An oldie but goodie… part of my original series of Enterprise Architecture on Salesforce.com and published on August 22, 2014
I’m a huge fan of the SFDC platform. It has the potential to transform businesses if implemented and managed correctly. Unfortunately I’ve seen many companies come up short when trying to reap value from Salesforce. There are countless reasons for this but here are some of the top reasons I’ve seen:
- No organizational vision or direction for the company’s use of Salesforce
- No roadmap and product management strategy that ties the platform’s use to corporate goals.
- No formal architecture, governance or change management strategy leading to an evolutionary design of either silo’d functionality or a mis-use of multiple Salesforce instances.
- The original implementation was delivered with little-to-no technical understanding by the customer.
- A lack of understanding between how and when to use configuration vs custom code.
- The implementation consultants delivered “functional value” only and therefore lack any standards in the configuration design and coding layers.
- There are no patterns, no modularization, and no chance to extend the functionality without significant refactoring.
- Test coverage is completed only as an after thought and lacks any kind of design or assertions. There is a high risk you will break something when you change configuration or code.
- Lack of any forms of living documentation that capture your design and the reasons for that design.
- Unwillingness or inability to retire legacy systems has kept people from using the system.
- Lack of training or communication to end users
- Data Quality in the new system is low and the outputs of the system are not trusted
So how do you prevent these types of issues? How do you fix them if you are already a victim of this problem? My recommendation to you is this: Build an Enterprise Architecture with Salesforce.com
How do you do this? It is not easy and it will take time, money, and platform knowledge. But if done correctly Salesforce can become a differentiator for your business.

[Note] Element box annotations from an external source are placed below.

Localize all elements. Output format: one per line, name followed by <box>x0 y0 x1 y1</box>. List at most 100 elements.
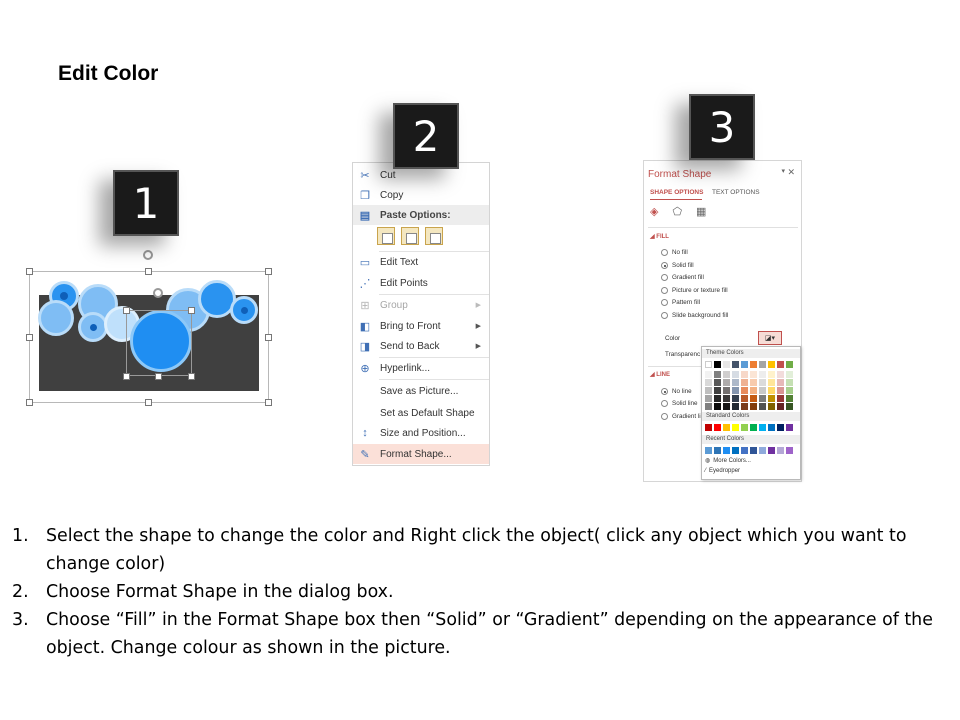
paste-picture-icon[interactable] <box>425 227 443 245</box>
color-swatch[interactable] <box>777 379 784 386</box>
menu-item-hyperlink[interactable]: ⊕ Hyperlink... <box>353 358 489 378</box>
resize-handle[interactable] <box>145 399 152 406</box>
color-swatch[interactable] <box>732 395 739 402</box>
menu-item-size-position[interactable]: ↕ Size and Position... <box>353 423 489 443</box>
color-swatch[interactable] <box>777 361 784 368</box>
color-swatch[interactable] <box>723 379 730 386</box>
color-swatch[interactable] <box>750 361 757 368</box>
color-swatch[interactable] <box>750 424 757 431</box>
color-swatch[interactable] <box>732 403 739 410</box>
color-swatch[interactable] <box>786 447 793 454</box>
color-swatch[interactable] <box>732 361 739 368</box>
color-swatch[interactable] <box>705 424 712 431</box>
color-swatch[interactable] <box>741 447 748 454</box>
pane-options-icon[interactable]: ▾ <box>781 167 785 175</box>
tab-text-options[interactable]: TEXT OPTIONS <box>712 189 760 196</box>
color-swatch[interactable] <box>768 395 775 402</box>
resize-handle[interactable] <box>155 373 162 380</box>
color-swatch[interactable] <box>732 371 739 378</box>
color-swatch[interactable] <box>777 403 784 410</box>
resize-handle[interactable] <box>145 268 152 275</box>
resize-handle[interactable] <box>265 268 272 275</box>
color-swatch[interactable] <box>759 395 766 402</box>
color-swatch[interactable] <box>786 387 793 394</box>
color-swatch[interactable] <box>741 379 748 386</box>
color-swatch[interactable] <box>777 395 784 402</box>
resize-handle[interactable] <box>188 373 195 380</box>
resize-handle[interactable] <box>123 307 130 314</box>
color-swatch[interactable] <box>759 387 766 394</box>
rotate-handle-icon[interactable] <box>143 250 153 260</box>
resize-handle[interactable] <box>26 334 33 341</box>
close-icon[interactable]: ✕ <box>787 167 795 178</box>
eyedropper-link[interactable]: ⁄ Eyedropper <box>705 468 740 474</box>
color-swatch[interactable] <box>759 424 766 431</box>
color-swatch[interactable] <box>714 387 721 394</box>
color-swatch[interactable] <box>705 379 712 386</box>
color-swatch[interactable] <box>714 447 721 454</box>
color-swatch[interactable] <box>786 379 793 386</box>
color-swatch[interactable] <box>723 403 730 410</box>
size-properties-icon[interactable]: ▦ <box>696 205 706 218</box>
rotate-handle-icon[interactable] <box>153 288 163 298</box>
color-swatch[interactable] <box>759 403 766 410</box>
color-swatch[interactable] <box>759 379 766 386</box>
shape-illustration[interactable] <box>26 250 274 408</box>
resize-handle[interactable] <box>123 373 130 380</box>
color-swatch[interactable] <box>714 424 721 431</box>
color-swatch[interactable] <box>723 395 730 402</box>
radio-pattern-fill[interactable]: Pattern fill <box>661 299 700 306</box>
color-swatch[interactable] <box>786 395 793 402</box>
color-swatch[interactable] <box>705 395 712 402</box>
color-swatch[interactable] <box>777 447 784 454</box>
menu-item-edit-text[interactable]: ▭ Edit Text <box>353 252 489 272</box>
resize-handle[interactable] <box>265 334 272 341</box>
color-swatch[interactable] <box>741 361 748 368</box>
color-swatch[interactable] <box>732 379 739 386</box>
color-swatch[interactable] <box>714 361 721 368</box>
effects-icon[interactable]: ⬠ <box>672 205 682 218</box>
color-swatch[interactable] <box>786 371 793 378</box>
color-swatch[interactable] <box>768 447 775 454</box>
radio-picture-fill[interactable]: Picture or texture fill <box>661 287 728 294</box>
radio-solid-line[interactable]: Solid line <box>661 400 698 407</box>
color-swatch[interactable] <box>786 361 793 368</box>
color-swatch[interactable] <box>750 371 757 378</box>
color-swatch[interactable] <box>723 424 730 431</box>
color-swatch[interactable] <box>786 424 793 431</box>
line-section-header[interactable]: ◢ LINE <box>650 371 670 378</box>
color-swatch[interactable] <box>750 379 757 386</box>
radio-no-line[interactable]: No line <box>661 388 692 395</box>
color-swatch[interactable] <box>741 395 748 402</box>
menu-item-bring-to-front[interactable]: ◧ Bring to Front ▶ <box>353 316 489 336</box>
color-swatch[interactable] <box>750 403 757 410</box>
menu-item-edit-points[interactable]: ⋰ Edit Points <box>353 273 489 293</box>
color-swatch[interactable] <box>723 447 730 454</box>
color-swatch[interactable] <box>705 361 712 368</box>
color-swatch[interactable] <box>714 395 721 402</box>
color-swatch[interactable] <box>741 371 748 378</box>
radio-no-fill[interactable]: No fill <box>661 249 688 256</box>
color-swatch[interactable] <box>741 387 748 394</box>
resize-handle[interactable] <box>188 307 195 314</box>
color-swatch[interactable] <box>705 371 712 378</box>
color-swatch[interactable] <box>714 371 721 378</box>
color-swatch[interactable] <box>741 424 748 431</box>
color-swatch[interactable] <box>705 447 712 454</box>
fill-section-header[interactable]: ◢ FILL <box>650 233 669 240</box>
color-swatch[interactable] <box>759 447 766 454</box>
color-swatch[interactable] <box>723 371 730 378</box>
menu-item-set-default-shape[interactable]: Set as Default Shape <box>353 403 489 423</box>
resize-handle[interactable] <box>26 399 33 406</box>
color-swatch[interactable] <box>777 387 784 394</box>
radio-gradient-fill[interactable]: Gradient fill <box>661 274 704 281</box>
resize-handle[interactable] <box>265 399 272 406</box>
circle-shape[interactable] <box>230 296 258 324</box>
menu-item-copy[interactable]: ❐ Copy <box>353 185 489 205</box>
menu-item-format-shape[interactable]: ✎ Format Shape... <box>353 444 489 464</box>
color-swatch[interactable] <box>732 447 739 454</box>
menu-item-send-to-back[interactable]: ◨ Send to Back ▶ <box>353 336 489 356</box>
more-colors-link[interactable]: ◍ More Colors... <box>705 457 751 465</box>
fill-line-icon[interactable]: ◈ <box>650 205 658 218</box>
color-swatch[interactable] <box>759 361 766 368</box>
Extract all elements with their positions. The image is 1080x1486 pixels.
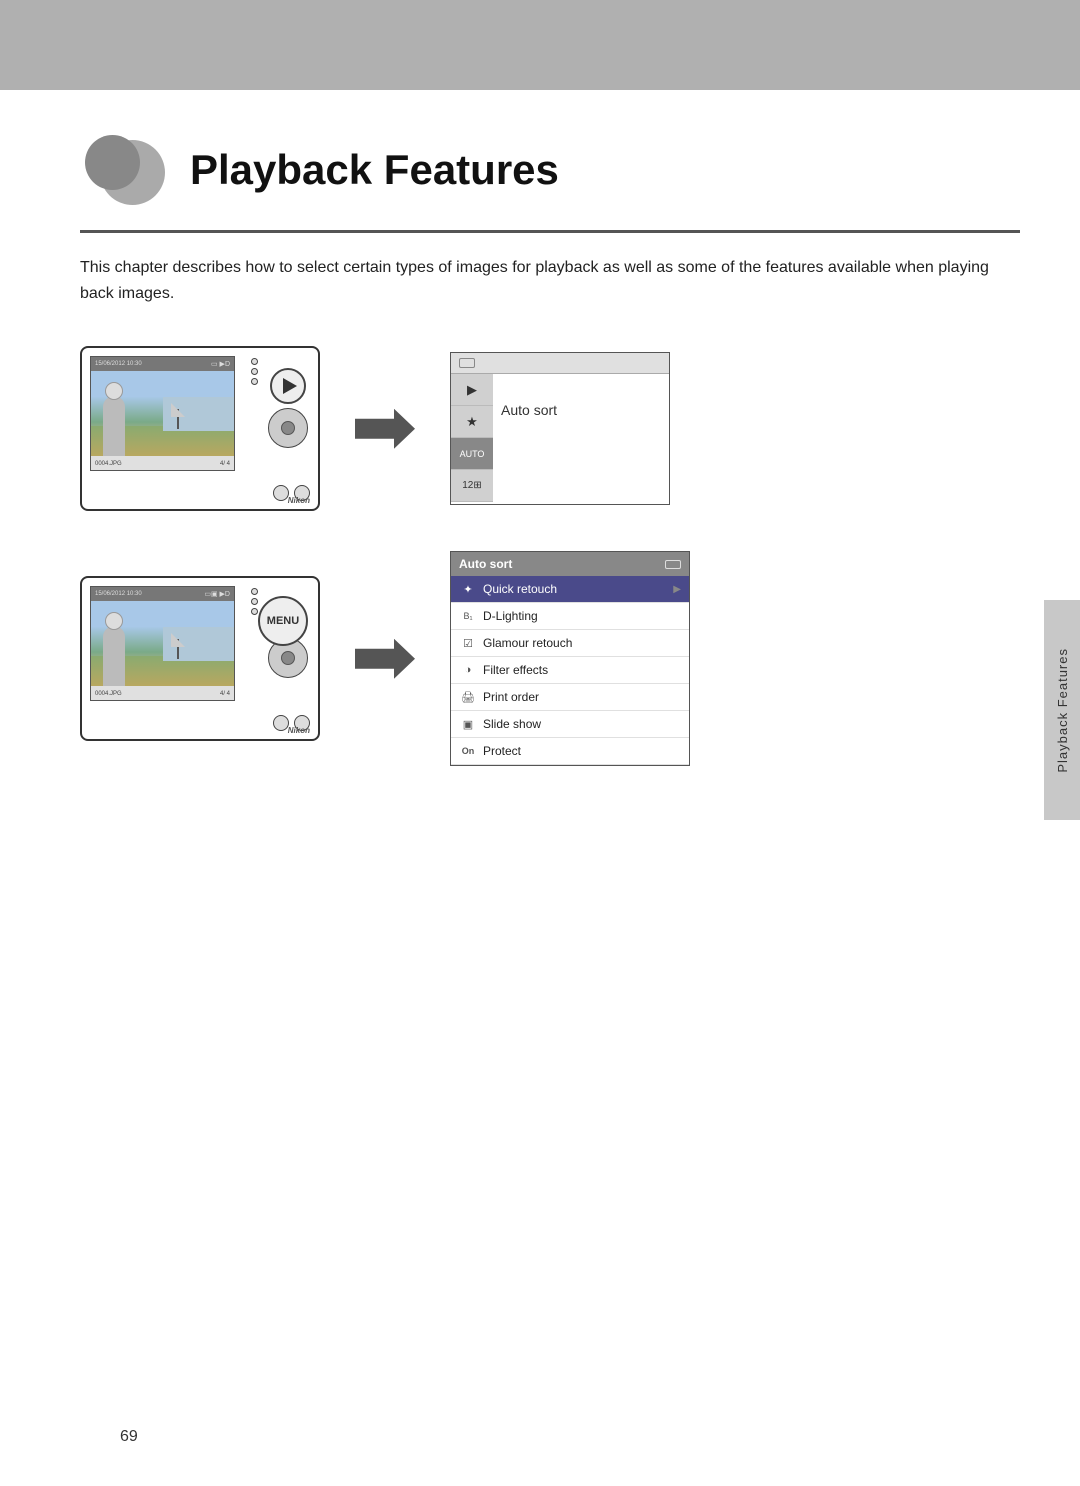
print-order-icon: 🖨 xyxy=(459,688,477,706)
diagrams-container: 15/06/2012 10:30 ▭ ▶D xyxy=(80,346,1020,766)
camera-screen-2: 15/06/2012 10:30 ▭▣ ▶D 0004.JPG 4/ 4 xyxy=(90,586,235,701)
camera-date-2: 15/06/2012 10:30 xyxy=(95,591,142,597)
side-tab: Playback Features xyxy=(1044,600,1080,820)
menu-item-protect[interactable]: On Protect xyxy=(451,738,689,765)
menu-button[interactable]: MENU xyxy=(258,596,308,646)
small-dot-5 xyxy=(251,598,258,605)
menu-item-print-order[interactable]: 🖨 Print order xyxy=(451,684,689,711)
menu-screen-battery-2 xyxy=(665,560,681,569)
camera-illustration-1: 15/06/2012 10:30 ▭ ▶D xyxy=(80,346,320,511)
small-dot-2 xyxy=(251,368,258,375)
camera-screen-image-1 xyxy=(91,371,234,456)
small-dot-1 xyxy=(251,358,258,365)
protect-icon: On xyxy=(459,742,477,760)
dpad-center-2 xyxy=(281,651,295,665)
menu-screen-title-2: Auto sort xyxy=(459,557,512,571)
arrow-1 xyxy=(350,404,420,454)
camera-file-2: 0004.JPG xyxy=(95,691,122,697)
d-lighting-label: D-Lighting xyxy=(483,609,681,623)
title-divider xyxy=(80,230,1020,233)
quick-retouch-label: Quick retouch xyxy=(483,582,667,596)
page-number: 69 xyxy=(120,1428,138,1446)
menu-icons-col-1: ▶ ★ AUTO 12⊞ xyxy=(451,374,493,502)
menu-icon-play: ▶ xyxy=(451,374,493,406)
auto-sort-label: Auto sort xyxy=(501,402,661,418)
menu-items-list: ✦ Quick retouch ▶ B₁ D-Lighting ☑ Glamou… xyxy=(451,576,689,765)
side-tab-label: Playback Features xyxy=(1055,648,1070,773)
print-order-label: Print order xyxy=(483,690,681,704)
menu-icon-auto: AUTO xyxy=(451,438,493,470)
protect-label: Protect xyxy=(483,744,681,758)
menu-screen-header-2: Auto sort xyxy=(451,552,689,576)
nikon-label-1: Nikon xyxy=(288,496,310,505)
menu-icon-star: ★ xyxy=(451,406,493,438)
diagram-row-1: 15/06/2012 10:30 ▭ ▶D xyxy=(80,346,1020,511)
arrow-2 xyxy=(350,634,420,684)
main-content: Playback Features This chapter describes… xyxy=(80,130,1020,766)
small-dot-4 xyxy=(251,588,258,595)
menu-screen-1: ▶ ★ AUTO 12⊞ Auto sort xyxy=(450,352,670,505)
menu-item-quick-retouch[interactable]: ✦ Quick retouch ▶ xyxy=(451,576,689,603)
quick-retouch-arrow: ▶ xyxy=(673,584,681,595)
arrow-shape-2 xyxy=(355,639,415,679)
menu-item-filter-effects[interactable]: ◑ Filter effects xyxy=(451,657,689,684)
bottom-btn-2a xyxy=(273,715,289,731)
small-dot-3 xyxy=(251,378,258,385)
top-banner xyxy=(0,0,1080,90)
menu-screen-2: Auto sort ✦ Quick retouch ▶ B₁ D-Lightin… xyxy=(450,551,690,766)
camera-indicators-2: ▭▣ ▶D xyxy=(204,590,230,598)
camera-screen-top-1: 15/06/2012 10:30 ▭ ▶D xyxy=(91,357,234,371)
nikon-label-2: Nikon xyxy=(288,726,310,735)
menu-body-1: ▶ ★ AUTO 12⊞ Auto sort xyxy=(451,374,669,504)
camera-screen-image-2 xyxy=(91,601,234,686)
title-icon xyxy=(80,130,170,210)
slide-show-icon: ▣ xyxy=(459,715,477,733)
quick-retouch-icon: ✦ xyxy=(459,580,477,598)
menu-icon-12: 12⊞ xyxy=(451,470,493,502)
glamour-retouch-icon: ☑ xyxy=(459,634,477,652)
menu-item-glamour-retouch[interactable]: ☑ Glamour retouch xyxy=(451,630,689,657)
glamour-retouch-label: Glamour retouch xyxy=(483,636,681,650)
camera-screen-bottom-2: 0004.JPG 4/ 4 xyxy=(91,686,234,701)
menu-content-area-1: Auto sort xyxy=(493,374,669,504)
d-lighting-icon: B₁ xyxy=(459,607,477,625)
intro-text: This chapter describes how to select cer… xyxy=(80,255,1020,306)
play-triangle-1 xyxy=(283,378,297,394)
camera-file-1: 0004.JPG xyxy=(95,461,122,467)
menu-item-d-lighting[interactable]: B₁ D-Lighting xyxy=(451,603,689,630)
small-dot-6 xyxy=(251,608,258,615)
camera-screen-1: 15/06/2012 10:30 ▭ ▶D xyxy=(90,356,235,471)
battery-icon-1 xyxy=(459,358,475,368)
camera-small-buttons-2 xyxy=(251,588,258,615)
filter-effects-label: Filter effects xyxy=(483,663,681,677)
play-button-1 xyxy=(270,368,306,404)
camera-screen-bottom-1: 0004.JPG 4/ 4 xyxy=(91,456,234,471)
dpad-center-1 xyxy=(281,421,295,435)
menu-screen-header-1 xyxy=(451,353,669,374)
camera-dpad-1 xyxy=(268,408,308,448)
camera-battery-1: ▭ ▶D xyxy=(211,360,230,368)
circle-front xyxy=(85,135,140,190)
menu-item-slide-show[interactable]: ▣ Slide show xyxy=(451,711,689,738)
camera-date-1: 15/06/2012 10:30 xyxy=(95,361,142,367)
menu-button-label: MENU xyxy=(267,615,299,627)
slide-show-label: Slide show xyxy=(483,717,681,731)
camera-small-buttons-1 xyxy=(251,358,258,385)
page-title: Playback Features xyxy=(190,146,559,194)
diagram-row-2: 15/06/2012 10:30 ▭▣ ▶D 0004.JPG 4/ 4 xyxy=(80,551,1020,766)
dpad-outer-1 xyxy=(268,408,308,448)
filter-effects-icon: ◑ xyxy=(459,661,477,679)
title-section: Playback Features xyxy=(80,130,1020,210)
bottom-btn-1a xyxy=(273,485,289,501)
camera-screen-top-2: 15/06/2012 10:30 ▭▣ ▶D xyxy=(91,587,234,601)
arrow-shape-1 xyxy=(355,409,415,449)
camera-illustration-2: 15/06/2012 10:30 ▭▣ ▶D 0004.JPG 4/ 4 xyxy=(80,576,320,741)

This post and the ones that will follow it will walk you through the process of establishing an EA for Salesforce. The main framework I am using is the TOGAF Architecture Development Methodology. If you are not familiar with TOGAF, I recommend reading up a little on the framework. TOGAF is an approach for designing, planning, implementing, and governing an enterprise information technology environment and is an open standard of The Open Group Architecture.
The TOGAF v9.1 Architecture Development Methodology from The Open Group
Throughout the post I will follow the phasing of TOGAF and point out some relevant questions and considerations as you shape your Salesforce Architecture. That being said here is roughly the process you will follow as you build your plan:
Define Your Architectural Vision for Salesforce
- Who are your stakeholders and your business goals?
- What are the corporate goals that will influence your vision?
- What are your architectural principals?
- Where is your architectural repository and how will you manage your artifacts?
Design Your Business Architecture and Strategy
- What Lines of Business will use Salesforce?
- What are your business requirements?
- What business processes will be implemented on or influenced by SFDC?
- What building blocks of your business will be built on SFDC?
- What is your org strategy?
- Who are your actors and possible license choices?
Design Your Information System Architecture
- How do you design an Application Architecture on SFDC?
- How do you design a Data Architecture for SFDC?
- What is your application rationalization plan? What will be added or retired with SFDC (and when)?
- What is your Gap/Fit and what will you do about it?
Design Your Technology Architecture
- What is your integration architecture?
- What is the right architecture for custom development?
- How will you manage your technical environments?
- What are your technical risks and how will you mitigate them?
Design Your Implementation plan
- What is the right methodology to use?
- What is your SFDC Architectural maturity?
- What is the appropriate release strategy?
- How do you build a roadmap?
Plan your migrations
- What is your Cost/Benefit analysis for each release?
- What are you project dependencies?
- What is the right deployment strategy?
- What is your test strategy?
- What is your data conversion plan?
Design your governance plan
- What groups will you need to integrate your efforts?
- How do you establish an effective CoE?
- What is an Architecture Review Board?
- How do you setup a system administration model?
- How do you manage your vendors?
- How will you ensure adherence to your architectural design and standards?
Define your Change Management Plan
- How do you effectively manage change?
- What types of changes can be made in production and by who?
- What types of changes should be made in a project vs bug fix?
My recommendation would be to walk through the list in order and try to answer all of the questions at least once — to the best of your ability at the time. Then return to back to the first section (architectural vision) and start to refine into a deeper level of detail. TOGAF is cyclical and so too is your design and implementation of an EA for SFDC. It follows the concept of continual improvement that will evolve each time you iterate through the cycle. So get busy and build out your EA for SFDC. Your users, your technology teams, and your business stakeholders will thank you for it.